Раньше медведей Воробьеву приходилось видеть лишь в зоопарке. Находясь в эвенкийском селе Качанде, он обратил внимание на большое количество медвежьих шкур. Почти в каждом доме шкура заменяла ковер. У многих шкур были зашиты глаза красными нитками и обрезаны уши. Воробьев тогда постеснялся расспросить об этом. Теперь же представлялся удобный случай.
– Кирилл Мефодиевич, почему охотники зашивают глаза у медвежьих шкур и обрезают уши? – спросил он.
– Боятся все же!
– Кто боится?
– Охотники боятся... эвенки. Придет мишкин дух, мстить будет. Я не боюсь, однако, —усмехнулся Большаков. – В ту зиму двух убил.
– Расскажи толком, в чем тут дело? – попросил геолог.
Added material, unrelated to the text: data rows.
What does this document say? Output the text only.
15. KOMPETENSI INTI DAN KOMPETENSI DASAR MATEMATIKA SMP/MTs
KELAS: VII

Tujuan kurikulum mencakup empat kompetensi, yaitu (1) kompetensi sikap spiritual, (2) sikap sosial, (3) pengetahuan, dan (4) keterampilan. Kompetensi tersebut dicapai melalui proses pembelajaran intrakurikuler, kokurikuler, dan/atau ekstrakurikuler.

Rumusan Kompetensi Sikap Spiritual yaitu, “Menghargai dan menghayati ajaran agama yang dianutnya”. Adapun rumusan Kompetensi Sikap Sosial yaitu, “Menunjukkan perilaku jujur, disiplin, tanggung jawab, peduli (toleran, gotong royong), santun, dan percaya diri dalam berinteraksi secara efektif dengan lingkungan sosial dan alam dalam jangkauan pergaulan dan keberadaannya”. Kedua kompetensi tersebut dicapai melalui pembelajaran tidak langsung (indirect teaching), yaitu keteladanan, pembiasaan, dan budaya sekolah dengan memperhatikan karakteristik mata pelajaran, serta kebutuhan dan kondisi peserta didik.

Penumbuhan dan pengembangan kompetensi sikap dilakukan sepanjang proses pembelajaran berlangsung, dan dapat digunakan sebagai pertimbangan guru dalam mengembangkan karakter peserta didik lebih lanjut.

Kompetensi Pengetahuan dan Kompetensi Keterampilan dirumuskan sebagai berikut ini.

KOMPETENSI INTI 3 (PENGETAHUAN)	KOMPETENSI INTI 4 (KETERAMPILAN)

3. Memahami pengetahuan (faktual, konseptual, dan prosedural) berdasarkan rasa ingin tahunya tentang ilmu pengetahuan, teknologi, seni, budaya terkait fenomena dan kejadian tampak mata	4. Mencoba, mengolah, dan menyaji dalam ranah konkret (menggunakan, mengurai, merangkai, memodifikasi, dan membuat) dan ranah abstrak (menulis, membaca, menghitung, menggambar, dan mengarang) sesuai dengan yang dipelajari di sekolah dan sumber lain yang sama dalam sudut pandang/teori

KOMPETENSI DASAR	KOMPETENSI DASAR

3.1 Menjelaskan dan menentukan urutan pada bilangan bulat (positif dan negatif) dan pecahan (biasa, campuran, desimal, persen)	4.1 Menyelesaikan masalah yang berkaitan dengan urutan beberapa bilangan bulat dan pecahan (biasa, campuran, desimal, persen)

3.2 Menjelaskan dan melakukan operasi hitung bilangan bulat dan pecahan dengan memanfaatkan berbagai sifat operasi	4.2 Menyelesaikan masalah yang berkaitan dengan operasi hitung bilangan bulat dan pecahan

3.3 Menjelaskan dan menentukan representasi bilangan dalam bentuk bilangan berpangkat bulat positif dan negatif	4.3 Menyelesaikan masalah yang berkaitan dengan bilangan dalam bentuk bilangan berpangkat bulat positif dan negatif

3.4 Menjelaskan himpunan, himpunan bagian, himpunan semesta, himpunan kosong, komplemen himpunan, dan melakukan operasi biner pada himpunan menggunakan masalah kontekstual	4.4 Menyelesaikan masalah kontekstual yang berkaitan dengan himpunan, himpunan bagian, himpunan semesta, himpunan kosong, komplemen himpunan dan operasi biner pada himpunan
– У эвенков есть такая сказка-поверье, – начал проводник. – Давно, когда тайга была еще больше, а белок водилось столько, сколько сейчас кедровых шишек, жили два брата. Много обитало тогда в тайге разных зверей, олени ходили стадами, и никто их не трогал. От нерпичьих лежбищ чернели берега моря, сивучи не боялись людей, а соболя водилось больше, чем теперь белок. Вот какие времена были.
Большаков встал и уселся поудобнее.
– Братья вместе жили, охотились, зверя били в меру – сколько нужно. В юрте у них всегда кипел котел с мясом, а над костром коптились оленьи языки. Старший брат считался хорошим охотником, а младший был таким лодырем, каких свет никогда не видел, постоянно жаловался: «Почему звери спят всю зиму в берлоге, а мы мерзнем на охоте? Разве мы хуже их и не сумеем сделать себе теплое логово?» «Попытайся, может, и ты проспишь всю зиму», – посмеялся старший брат и ушел в тайгу, чтобы пополнить зимние запасы мяса.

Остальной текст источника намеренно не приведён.